Pour remettre en cause ce constat, effectués à partir des déclarations du patient entendu par les agents assermentés de la Caisse Primaire d’assurance maladie du Gard, Mme [H] [M] [G] indique uniquement que l’indu n’est pas étayé, sans pour autant justifier que les déclarations du patient seraient erronées.
Il s’en déduit que Mme [H] [M] [G] ne parvient pas à combattre utilement les anomalies relevées par le service médical de la caisse primaire d’assurance maladie du Gard dans ce dossier.
En conséquence, l’indu notifié à Mme [H] [M] [G] d’un montant total de 31.152,87 euros est intégralement justifié par la Caisse Primaire d’assurance maladie du Gard et sera validé en son entier montant.
La décision déférée sera infirmée en ce sens.

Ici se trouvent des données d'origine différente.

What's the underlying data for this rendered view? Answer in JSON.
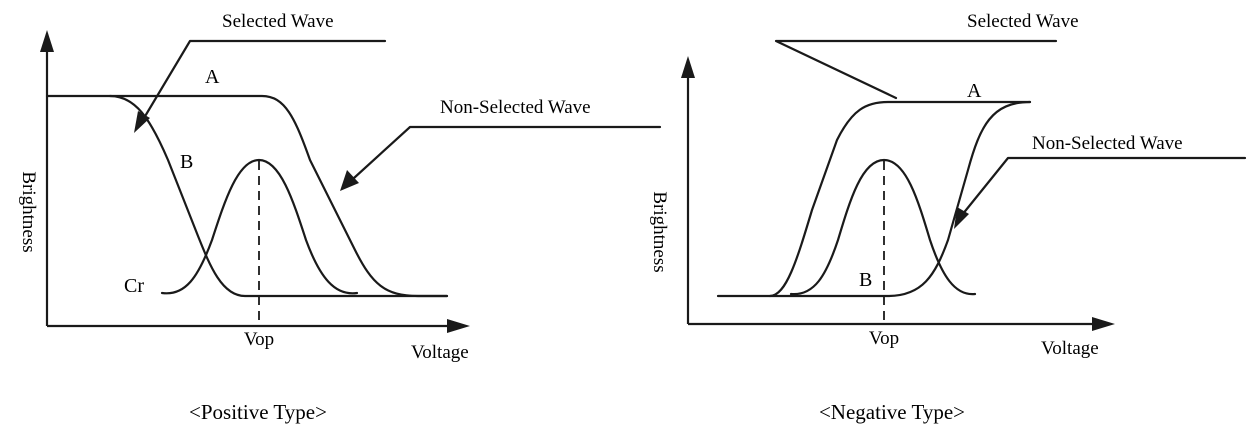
{
  "left_panel": {
    "caption": "<Positive Type>",
    "y_axis_label": "Brightness",
    "x_axis_label": "Voltage",
    "x_tick_label": "Vop",
    "callout_selected": "Selected Wave",
    "callout_non_selected": "Non-Selected Wave",
    "curve_label_a": "A",
    "curve_label_b": "B",
    "curve_label_cr": "Cr"
  },
  "right_panel": {
    "caption": "<Negative Type>",
    "y_axis_label": "Brightness",
    "x_axis_label": "Voltage",
    "x_tick_label": "Vop",
    "callout_selected": "Selected Wave",
    "callout_non_selected": "Non-Selected Wave",
    "curve_label_a": "A",
    "curve_label_b": "B"
  }
}
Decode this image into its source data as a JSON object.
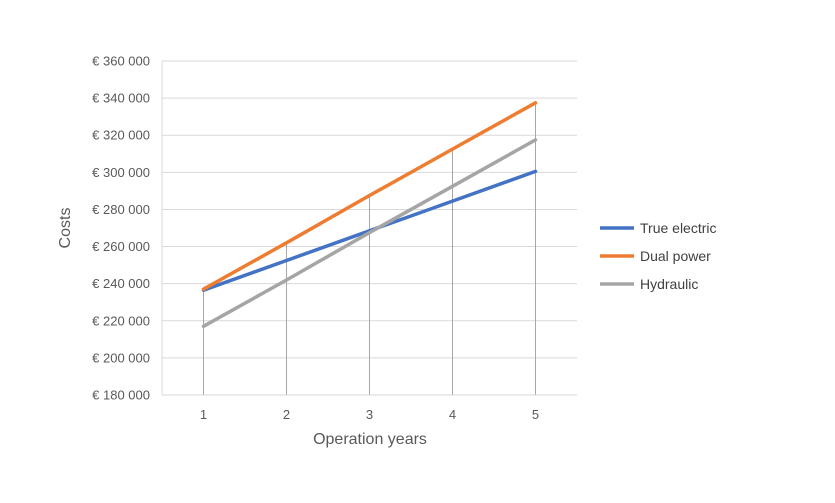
{
  "chart_data": {
    "type": "line",
    "title": "",
    "xlabel": "Operation years",
    "ylabel": "Costs",
    "x": [
      1,
      2,
      3,
      4,
      5
    ],
    "x_tick_labels": [
      "1",
      "2",
      "3",
      "4",
      "5"
    ],
    "ylim": [
      180000,
      360000
    ],
    "y_ticks": [
      180000,
      200000,
      220000,
      240000,
      260000,
      280000,
      300000,
      320000,
      340000,
      360000
    ],
    "y_tick_labels": [
      "€ 180 000",
      "€ 200 000",
      "€ 220 000",
      "€ 240 000",
      "€ 260 000",
      "€ 280 000",
      "€ 300 000",
      "€ 320 000",
      "€ 340 000",
      "€ 360 000"
    ],
    "grid": "horizontal",
    "drop_lines": true,
    "legend_position": "right",
    "series": [
      {
        "name": "True electric",
        "color": "#4472C4",
        "values": [
          236500,
          252500,
          268500,
          284500,
          300500
        ]
      },
      {
        "name": "Dual power",
        "color": "#ED7D31",
        "values": [
          237000,
          262000,
          287500,
          312500,
          337500
        ]
      },
      {
        "name": "Hydraulic",
        "color": "#A5A5A5",
        "values": [
          217000,
          242000,
          267500,
          292500,
          317500
        ]
      }
    ]
  }
}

Enfin, il sera observé que Mme [H] [M] [G] qui demande à la cour de juger que la Caisse Primaire d’assurance maladie ne rapporte pas la preuve de l’existence d’une fraude ne tire aucune conséquence de cette demande, la mise en oeuvre de la procédure de recouvrement n’étant pas conditionnée par la caractérisation d’une fraude.
PAR CES MOTIFS
La Cour, statuant publiquement, en matière de sécurité sociale, par arrêt contradictoire et en dernier ressort ;
Infirme le jugement rendu le 25 mai 2023 par le tribunal judiciaire de Nîmes,
et statuant à nouveau,
Juge que l’indu notifié par la Caisse Primaire d’assurance maladie du Gard à Mme [H] [M] [G] d’un montant total de 31.152,87 euros est intégralement justifié,
Condamne Mme [H] [M] [G] à verser à la Caisse Primaire d’assurance maladie du Gard au titre de cet indu la somme de 31.152,87 euros,
Condamne Mme [H] [M] [G] à verser à la Caisse Primaire d’assurance maladie du Gard la somme de 1.000 euros par application des dispositions de l’article 700 du code de procédure civile,
Rejette les demandes plus amples ou contraires,
Condamne Mme [H] [M] [G] aux dépens de première instance et d’appel.
Arrêt signé par le président et par la greffiere.